Deceased name: Leslie Thompson 

Coroners name: Chris Morris 

Coroners Area: Manchester South 

Category: Hospital Death (Clinical Procedures and medical management) related deaths 

This report is being sent to: Department of Health and Social Care 

REGULATION 28 REPORT TO PREVENT FUTURE DEATHS  
THIS REPORT IS BEING SENT TO:

The Secretary of State for Health and Social Care  
1CORONER 

I am Chris Morris, Area Coroner for Greater Manchester (South). 
2CORONER’S LEGAL POWERS  

I make this report under paragraph 7, Schedule 5, of the Coroners and Justice Act 2009 and  regulations 28 and 29 of the Coroners (Investigations) Regulations 2013.  http://www.legislation.gov.uk/ukpga/2009/25/schedule/5/paragraph/7 
http://www.legislation.gov.uk/uksi/2013/1629/part/7/made 
3INVESTIGATION and INQUEST 

On 20th March 2025, Alison Mutch OBE, Senior Coroner for Manchester South opened an inquest 
into the death of Leslie Thompson who died at Tameside General Hospital, Ashton-under-Lyne on 
20th February 2025, aged 94 years. The investigation concluded with an inquest which I heard on 16th July 2025. 

The inquest determined Mr Thompson died as a consequence of: 
1a) Traumatic acute on chronic subdural haematoma  
II) Dementia, Frailty of old age, Anticoagulated Atrial Fibrillation, Heart failure 

At the end of the inquest, I recorded a conclusion of Accident   
4CIRCUMSTANCES OF THE DEATH 

Mr Thompson died on 20th February 2025 at Tameside General Hospital Ashton-under-Lyne as a  consequence of a head injury sustained in a fall in hospital against a background of a chronic  subdural haematoma and multiple complex health Problems 
5CORONER’S CONCERNS
 
During the course of the inquest the evidence revealed matters giving rise to concern. In my opinion there is a risk that future deaths will occur unless action is taken. In the circumstances it is my  statutory duty to report to you. 
 
The MATTER OF CONCERN is as follows.  

Mr Thompson sustained the fall in hospital which ultimately led to his death at a point in time where he had been assessed as medically fit for discharge, but was awaiting a physiotherapy assessment. 
At inquest, the court heard evidence that this hospital (in common with many others) does not have  core physiotherapy services operating at evenings and weekends. I am concerned as to the effects 
of this in terms of delays to discharge, and the resultant exposure to risk of patients for whom an  acute hospital environment is not most suitable.  
6ACTION SHOULD BE TAKEN  

In my opinion action should be taken to prevent future deaths and I believe you and your  organisation have the power to take such action.   
7YOUR RESPONSE  

You are under a duty to respond to this report within 56 days of the date of this report, namely by  23rd September 2025. I, the coroner, may extend the period.  

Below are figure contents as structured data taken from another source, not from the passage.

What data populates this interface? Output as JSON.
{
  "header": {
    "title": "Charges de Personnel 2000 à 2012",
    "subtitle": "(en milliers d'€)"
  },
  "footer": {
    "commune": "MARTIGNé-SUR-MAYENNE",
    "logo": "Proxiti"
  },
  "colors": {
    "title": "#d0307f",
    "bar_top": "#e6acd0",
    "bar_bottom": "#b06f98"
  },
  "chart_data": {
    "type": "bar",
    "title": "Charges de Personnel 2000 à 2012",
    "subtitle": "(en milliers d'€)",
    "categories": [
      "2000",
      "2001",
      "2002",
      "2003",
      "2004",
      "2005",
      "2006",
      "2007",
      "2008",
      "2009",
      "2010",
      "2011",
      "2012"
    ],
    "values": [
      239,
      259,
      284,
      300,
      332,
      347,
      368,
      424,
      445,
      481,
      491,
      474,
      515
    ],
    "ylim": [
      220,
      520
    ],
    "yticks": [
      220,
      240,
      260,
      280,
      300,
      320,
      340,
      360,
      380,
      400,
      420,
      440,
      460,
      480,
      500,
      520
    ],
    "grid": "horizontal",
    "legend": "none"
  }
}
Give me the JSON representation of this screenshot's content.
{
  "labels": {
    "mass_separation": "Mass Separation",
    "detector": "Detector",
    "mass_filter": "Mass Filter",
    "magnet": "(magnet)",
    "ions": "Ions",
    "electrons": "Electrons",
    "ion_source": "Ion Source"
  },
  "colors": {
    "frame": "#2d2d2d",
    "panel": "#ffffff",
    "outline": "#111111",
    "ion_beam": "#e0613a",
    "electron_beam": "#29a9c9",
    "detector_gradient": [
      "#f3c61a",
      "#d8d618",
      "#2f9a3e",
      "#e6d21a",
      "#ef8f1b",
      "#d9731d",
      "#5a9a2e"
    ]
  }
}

Your response must contain details of action taken or proposed to be taken, setting out the  timetable for action. Otherwise you must explain why no action is proposed. 
8COPIES and PUBLICATION  

I have sent a copy of my report to the Chief Coroner, together with Mr Thompson’s widow and the hospital’s legal representative.  

I have also sent a copy to the Care Quality Commission, who may find it useful or of interest. I am  also under a duty to send the Chief Coroner a copy of your response.   

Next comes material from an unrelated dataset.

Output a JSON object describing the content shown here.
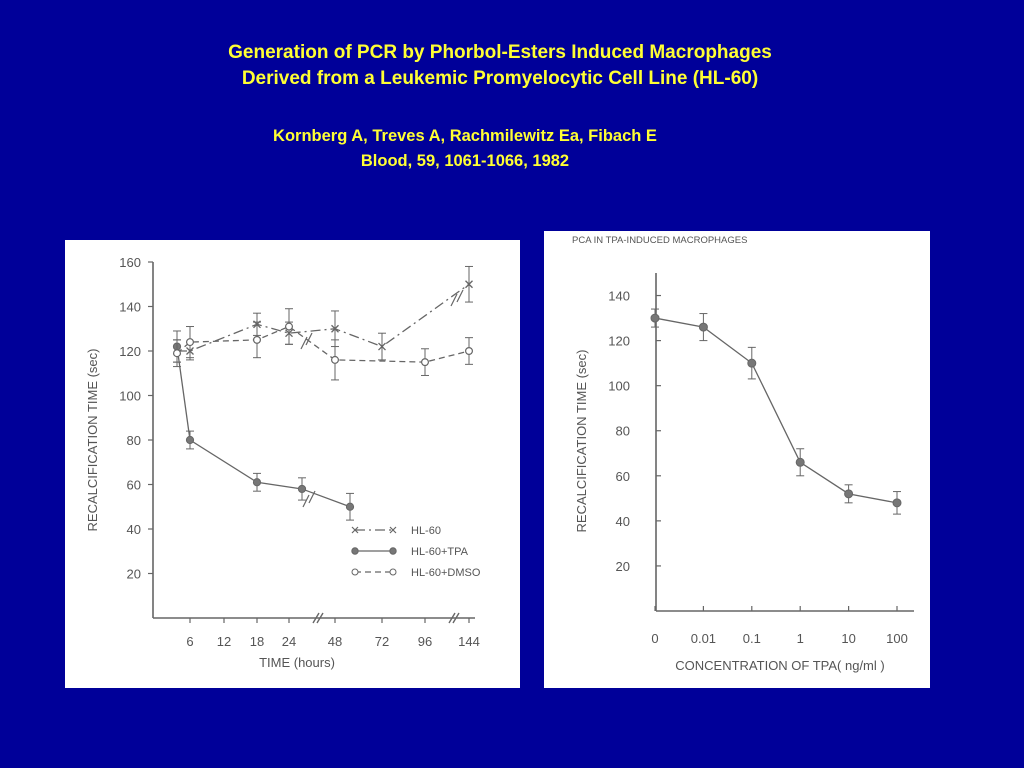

The Chief Coroner may publish either or both in a complete or redacted or summary form. He may send a copy of this report to any person who he believes may find it useful or of interest. You may  make representations to me, the coroner, at the time of your response, about the release or the  publication of your response by the Chief Coroner.  
9Dated:              29th July 2025
Signature:    Chris Morris, Area Coroner, Manchester South.